Constantly remind yourself and write the reasons down why you want to stop smoking
If you stop smoking now it will be one of the best things that you can do in your life. We all know the enormous health risks involved when you smoke. No one goes out to deliberately compromise their breathing and lung capacity do they?. Your lungs can only take so much damage to them, from the inhalation of the tar and other poisonous components of a cigarette. Stop smoking now before that lung damage becomes permanent and you become out of breath at the slightest exertion
Conquer your nicotine cravings and you are nearly there
Nicotine cravings can cause some nasty withdrawal symptoms such as anxiety and depression. You can expect the cravings for nicotine are going to be usually worse in the first week of quitting. If you were a heavy smoker then you will most probably need to have some form of nicotine replacement to help with the intensity of these cravings.

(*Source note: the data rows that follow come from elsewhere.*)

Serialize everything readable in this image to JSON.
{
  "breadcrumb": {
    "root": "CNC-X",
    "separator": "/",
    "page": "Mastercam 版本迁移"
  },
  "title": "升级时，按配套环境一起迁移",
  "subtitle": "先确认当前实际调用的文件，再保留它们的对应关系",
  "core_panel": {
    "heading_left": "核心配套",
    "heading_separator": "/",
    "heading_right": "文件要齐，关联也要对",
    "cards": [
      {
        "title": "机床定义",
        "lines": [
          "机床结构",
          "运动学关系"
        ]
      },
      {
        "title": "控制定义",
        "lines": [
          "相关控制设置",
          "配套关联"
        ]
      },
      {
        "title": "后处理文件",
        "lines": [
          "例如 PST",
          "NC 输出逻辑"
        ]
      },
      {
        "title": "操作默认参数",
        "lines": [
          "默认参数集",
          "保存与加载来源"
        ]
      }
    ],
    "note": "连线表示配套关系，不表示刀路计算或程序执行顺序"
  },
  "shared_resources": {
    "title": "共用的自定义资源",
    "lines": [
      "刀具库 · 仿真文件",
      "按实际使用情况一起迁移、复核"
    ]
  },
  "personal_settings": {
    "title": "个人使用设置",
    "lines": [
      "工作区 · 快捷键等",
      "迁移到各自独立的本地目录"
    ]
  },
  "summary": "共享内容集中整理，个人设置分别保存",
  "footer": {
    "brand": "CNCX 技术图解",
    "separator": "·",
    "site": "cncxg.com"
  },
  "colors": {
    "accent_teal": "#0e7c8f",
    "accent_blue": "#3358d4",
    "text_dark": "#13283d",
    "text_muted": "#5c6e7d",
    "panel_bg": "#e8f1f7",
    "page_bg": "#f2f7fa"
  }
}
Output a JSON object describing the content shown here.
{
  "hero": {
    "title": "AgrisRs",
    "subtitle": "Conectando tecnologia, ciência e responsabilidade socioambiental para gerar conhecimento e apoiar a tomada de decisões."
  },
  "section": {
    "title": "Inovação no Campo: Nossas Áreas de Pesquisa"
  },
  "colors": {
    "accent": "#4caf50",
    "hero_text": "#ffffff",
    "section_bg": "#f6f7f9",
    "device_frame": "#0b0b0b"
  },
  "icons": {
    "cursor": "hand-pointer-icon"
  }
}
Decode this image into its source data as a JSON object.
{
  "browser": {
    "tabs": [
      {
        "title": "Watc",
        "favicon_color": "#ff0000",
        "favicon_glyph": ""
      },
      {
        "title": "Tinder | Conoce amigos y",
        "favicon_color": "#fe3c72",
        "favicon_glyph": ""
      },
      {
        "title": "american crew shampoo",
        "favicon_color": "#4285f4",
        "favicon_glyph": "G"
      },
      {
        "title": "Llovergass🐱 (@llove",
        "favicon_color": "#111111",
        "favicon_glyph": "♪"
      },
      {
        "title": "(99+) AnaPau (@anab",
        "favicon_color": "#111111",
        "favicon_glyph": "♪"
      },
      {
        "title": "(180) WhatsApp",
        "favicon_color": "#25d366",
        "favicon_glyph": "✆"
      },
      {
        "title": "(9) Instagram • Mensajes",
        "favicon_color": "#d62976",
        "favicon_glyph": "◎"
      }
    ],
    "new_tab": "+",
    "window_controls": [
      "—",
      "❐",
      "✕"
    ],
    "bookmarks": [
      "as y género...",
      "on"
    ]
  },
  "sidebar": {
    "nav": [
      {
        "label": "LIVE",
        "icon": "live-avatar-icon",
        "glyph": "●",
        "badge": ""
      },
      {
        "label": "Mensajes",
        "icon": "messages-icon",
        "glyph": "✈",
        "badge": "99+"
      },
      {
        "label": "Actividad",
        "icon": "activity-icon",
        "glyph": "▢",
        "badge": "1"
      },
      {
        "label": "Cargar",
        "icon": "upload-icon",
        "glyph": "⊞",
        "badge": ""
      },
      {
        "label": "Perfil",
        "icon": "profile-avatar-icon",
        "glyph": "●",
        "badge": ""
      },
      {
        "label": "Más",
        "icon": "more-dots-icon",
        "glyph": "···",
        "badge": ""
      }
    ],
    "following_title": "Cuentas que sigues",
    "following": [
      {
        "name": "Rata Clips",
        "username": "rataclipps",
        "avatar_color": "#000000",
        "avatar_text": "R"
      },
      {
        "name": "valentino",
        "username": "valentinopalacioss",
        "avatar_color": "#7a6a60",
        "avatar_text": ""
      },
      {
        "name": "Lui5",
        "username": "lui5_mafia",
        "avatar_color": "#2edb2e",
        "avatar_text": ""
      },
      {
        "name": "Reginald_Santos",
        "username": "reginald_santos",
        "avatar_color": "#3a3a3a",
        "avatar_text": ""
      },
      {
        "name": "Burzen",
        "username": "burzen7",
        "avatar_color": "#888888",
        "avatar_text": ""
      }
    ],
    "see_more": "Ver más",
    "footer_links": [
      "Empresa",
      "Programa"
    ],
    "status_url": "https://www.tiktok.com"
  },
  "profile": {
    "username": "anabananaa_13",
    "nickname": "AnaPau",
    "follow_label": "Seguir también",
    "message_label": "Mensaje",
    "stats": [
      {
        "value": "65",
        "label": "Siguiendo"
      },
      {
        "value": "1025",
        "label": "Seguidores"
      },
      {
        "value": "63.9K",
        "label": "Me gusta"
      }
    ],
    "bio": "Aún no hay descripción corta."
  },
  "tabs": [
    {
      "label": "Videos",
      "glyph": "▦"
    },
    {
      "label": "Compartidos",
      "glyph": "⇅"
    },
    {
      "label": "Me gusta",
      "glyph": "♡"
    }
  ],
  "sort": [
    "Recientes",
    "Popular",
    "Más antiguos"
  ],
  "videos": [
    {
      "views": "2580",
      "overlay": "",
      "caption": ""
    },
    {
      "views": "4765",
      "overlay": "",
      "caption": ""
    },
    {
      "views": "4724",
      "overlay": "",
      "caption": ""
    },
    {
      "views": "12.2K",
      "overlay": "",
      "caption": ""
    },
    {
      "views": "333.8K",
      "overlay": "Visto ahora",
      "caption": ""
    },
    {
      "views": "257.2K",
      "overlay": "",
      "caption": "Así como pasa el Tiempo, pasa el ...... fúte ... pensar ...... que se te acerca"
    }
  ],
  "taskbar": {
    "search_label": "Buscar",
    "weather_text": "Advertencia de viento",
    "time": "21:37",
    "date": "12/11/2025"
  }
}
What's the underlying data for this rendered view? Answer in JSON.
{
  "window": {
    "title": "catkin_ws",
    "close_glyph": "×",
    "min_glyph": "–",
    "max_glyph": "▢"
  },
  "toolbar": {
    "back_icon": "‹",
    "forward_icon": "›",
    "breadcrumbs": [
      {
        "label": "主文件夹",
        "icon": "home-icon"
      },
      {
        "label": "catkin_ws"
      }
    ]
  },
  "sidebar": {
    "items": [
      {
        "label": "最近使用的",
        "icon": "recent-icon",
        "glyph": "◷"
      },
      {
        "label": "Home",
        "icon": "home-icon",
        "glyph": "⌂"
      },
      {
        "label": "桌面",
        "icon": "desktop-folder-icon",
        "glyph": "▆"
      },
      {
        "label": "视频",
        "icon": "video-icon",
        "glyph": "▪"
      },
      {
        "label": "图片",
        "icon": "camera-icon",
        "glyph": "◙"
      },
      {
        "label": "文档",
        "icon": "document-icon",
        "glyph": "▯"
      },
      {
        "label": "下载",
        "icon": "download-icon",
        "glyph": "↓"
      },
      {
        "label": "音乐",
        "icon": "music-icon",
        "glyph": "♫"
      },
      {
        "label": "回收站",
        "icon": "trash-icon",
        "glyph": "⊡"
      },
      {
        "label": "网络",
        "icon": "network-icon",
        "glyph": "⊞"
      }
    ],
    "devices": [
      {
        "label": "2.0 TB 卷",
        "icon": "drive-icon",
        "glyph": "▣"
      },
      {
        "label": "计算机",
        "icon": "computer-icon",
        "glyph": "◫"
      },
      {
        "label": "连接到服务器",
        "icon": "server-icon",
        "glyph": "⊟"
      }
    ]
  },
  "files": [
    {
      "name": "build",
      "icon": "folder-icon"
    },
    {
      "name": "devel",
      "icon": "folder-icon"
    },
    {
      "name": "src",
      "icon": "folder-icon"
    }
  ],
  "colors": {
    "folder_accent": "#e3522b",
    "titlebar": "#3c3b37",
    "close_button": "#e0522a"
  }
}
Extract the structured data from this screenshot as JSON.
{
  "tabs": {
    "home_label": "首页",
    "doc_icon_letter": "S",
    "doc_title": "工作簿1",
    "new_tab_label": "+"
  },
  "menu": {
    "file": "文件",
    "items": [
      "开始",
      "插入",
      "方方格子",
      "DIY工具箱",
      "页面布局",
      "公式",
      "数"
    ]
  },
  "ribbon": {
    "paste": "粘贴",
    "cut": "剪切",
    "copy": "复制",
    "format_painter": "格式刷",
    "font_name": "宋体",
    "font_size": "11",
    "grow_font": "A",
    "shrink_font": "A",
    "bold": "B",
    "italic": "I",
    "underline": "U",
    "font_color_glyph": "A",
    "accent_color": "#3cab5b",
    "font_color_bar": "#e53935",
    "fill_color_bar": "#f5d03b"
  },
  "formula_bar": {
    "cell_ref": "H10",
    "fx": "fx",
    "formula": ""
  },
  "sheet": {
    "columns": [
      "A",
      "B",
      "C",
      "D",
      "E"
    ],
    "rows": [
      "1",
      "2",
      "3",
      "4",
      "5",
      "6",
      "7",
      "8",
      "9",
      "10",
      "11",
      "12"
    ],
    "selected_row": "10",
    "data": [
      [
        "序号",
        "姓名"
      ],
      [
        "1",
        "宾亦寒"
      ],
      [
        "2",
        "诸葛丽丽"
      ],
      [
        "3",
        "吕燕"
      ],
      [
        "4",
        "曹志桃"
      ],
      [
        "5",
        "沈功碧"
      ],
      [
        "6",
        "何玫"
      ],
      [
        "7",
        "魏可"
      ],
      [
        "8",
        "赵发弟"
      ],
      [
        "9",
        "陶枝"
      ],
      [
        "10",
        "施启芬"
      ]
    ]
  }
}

Remember though that the nicotine cravings are going to be a tempory thing and whilst unpleasant they will gradually get easier to manage.
Nicotine cravings will vary in intensity and will come in waves each one lasting a few minutes of time. If you can deal with the cravings for nicotine then you will be well on your way to stopping smoking. Try using glucose or chewing gum when you have cravings as this glucose is said to help and also taking physical exercise such as going for a run.
Once you have quit smoking then remember that it is just as easy to start again. Do no think for one minute that it would be alright just to have one cigarette or to share someone’s cigarette. If you do this, then you have not stopped smoking and it is a easy route from having a cigarette to having 5 and 10. Remind yourself of the reasons why you stopped smoking.